July 1, 1995 in City
Newspaper’s Mistake Hits Close To Home For Staffer
For the first time, I knew how the upset callers felt.
As The Spokesman-Review’s graphics editor, I’ve fielded many complaints over the years when I, or someone on our staff, made a mistake that found its way into print.
When you called, I either had to apologize and admit the mistake - something I must confess I don’t do often enough - or give some explanation of why it wasn’t really our fault and your beef was with someone else. And, sorry, we were in no position to fix it.
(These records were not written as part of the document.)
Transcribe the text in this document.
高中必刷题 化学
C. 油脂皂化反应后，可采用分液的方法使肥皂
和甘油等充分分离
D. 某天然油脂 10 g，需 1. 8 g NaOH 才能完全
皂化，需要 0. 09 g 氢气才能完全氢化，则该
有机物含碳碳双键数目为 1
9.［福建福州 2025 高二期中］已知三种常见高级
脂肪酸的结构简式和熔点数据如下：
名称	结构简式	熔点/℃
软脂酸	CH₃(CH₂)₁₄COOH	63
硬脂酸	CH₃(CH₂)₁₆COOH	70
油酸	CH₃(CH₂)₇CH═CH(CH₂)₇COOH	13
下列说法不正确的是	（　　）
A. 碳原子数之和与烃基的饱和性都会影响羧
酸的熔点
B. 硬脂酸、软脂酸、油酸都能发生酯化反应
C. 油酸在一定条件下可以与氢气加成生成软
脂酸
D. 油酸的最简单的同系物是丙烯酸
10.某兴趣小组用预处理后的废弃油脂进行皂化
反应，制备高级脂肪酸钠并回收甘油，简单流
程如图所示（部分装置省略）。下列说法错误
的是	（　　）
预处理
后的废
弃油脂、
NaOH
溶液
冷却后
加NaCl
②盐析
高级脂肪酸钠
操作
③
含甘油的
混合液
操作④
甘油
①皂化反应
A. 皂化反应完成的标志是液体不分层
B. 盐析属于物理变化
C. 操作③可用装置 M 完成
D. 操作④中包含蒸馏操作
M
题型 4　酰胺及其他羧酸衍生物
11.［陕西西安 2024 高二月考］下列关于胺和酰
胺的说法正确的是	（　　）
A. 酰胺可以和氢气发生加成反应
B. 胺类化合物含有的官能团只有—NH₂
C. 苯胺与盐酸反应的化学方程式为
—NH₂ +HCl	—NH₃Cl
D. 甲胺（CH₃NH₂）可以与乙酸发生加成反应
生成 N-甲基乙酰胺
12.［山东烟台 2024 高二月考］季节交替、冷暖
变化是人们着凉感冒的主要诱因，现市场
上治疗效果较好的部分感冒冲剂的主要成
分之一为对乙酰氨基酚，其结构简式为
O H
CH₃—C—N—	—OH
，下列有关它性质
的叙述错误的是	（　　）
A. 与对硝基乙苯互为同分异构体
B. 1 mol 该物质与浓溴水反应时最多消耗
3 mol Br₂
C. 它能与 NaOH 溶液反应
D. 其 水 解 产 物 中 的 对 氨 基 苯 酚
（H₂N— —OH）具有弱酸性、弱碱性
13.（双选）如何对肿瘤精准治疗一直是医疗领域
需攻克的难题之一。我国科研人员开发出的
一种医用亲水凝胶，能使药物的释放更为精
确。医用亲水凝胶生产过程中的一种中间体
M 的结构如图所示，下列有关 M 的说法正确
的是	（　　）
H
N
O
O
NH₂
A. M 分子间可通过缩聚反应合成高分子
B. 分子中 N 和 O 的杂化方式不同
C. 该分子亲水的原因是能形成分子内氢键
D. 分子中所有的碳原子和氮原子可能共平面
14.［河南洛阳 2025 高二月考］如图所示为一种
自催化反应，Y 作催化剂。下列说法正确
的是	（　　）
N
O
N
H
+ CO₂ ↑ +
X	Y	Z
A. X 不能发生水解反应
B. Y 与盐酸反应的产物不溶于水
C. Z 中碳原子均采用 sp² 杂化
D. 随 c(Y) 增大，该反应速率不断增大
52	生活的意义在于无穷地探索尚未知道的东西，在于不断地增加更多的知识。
Then came this year’s Hoopfest.
My son’s team, the MPH Bruins, practiced hard, created their own plays and prepared for the street 3-on3 tournament with a zest only four boys headed for the fifth grade can exhibit.
They took the court Saturday morning full of energy and left it five games later as champions. They were exhausted but jubilant. Sure, it was only one of 217 tournament brackets. But winning their bracket meant everything to them.
As we drove home my son planned who would receive copies of the paper’s - my paper’s - results. Both grandpas and grandmas. Aunts. Uncles.
Then came Monday’s paper. Two-hundred-seventeen brackets. Three were missing. One was his.
When I opened the paper and didn’t see their names, I was angry. So to everyone who has ever called me requesting that our paper “make it right” and I didn’t sympathize with you … well, now I understand. Looking into my son’s disappointed face made me understand.
Whatever the reason, this newspaper - my newspaper - had failed my son.
I spent my lunchtime Monday running down the results we didn’t have. Each person I talked with had an explanation. Each was plausible. Some mistakes were Hoopfest mistakes. Some were ours. We made it right by printing the missing results on Tuesday.
I’ve always thought that a newspaper should strive for perfection. I also know that a newspaper is made up of people and people make mistakes. But now I understand when we make errors, even ones that seem small, they affect your lives in a big way.
I hope that when we make a mistake, we can make it right for you. We owe you that. Every day.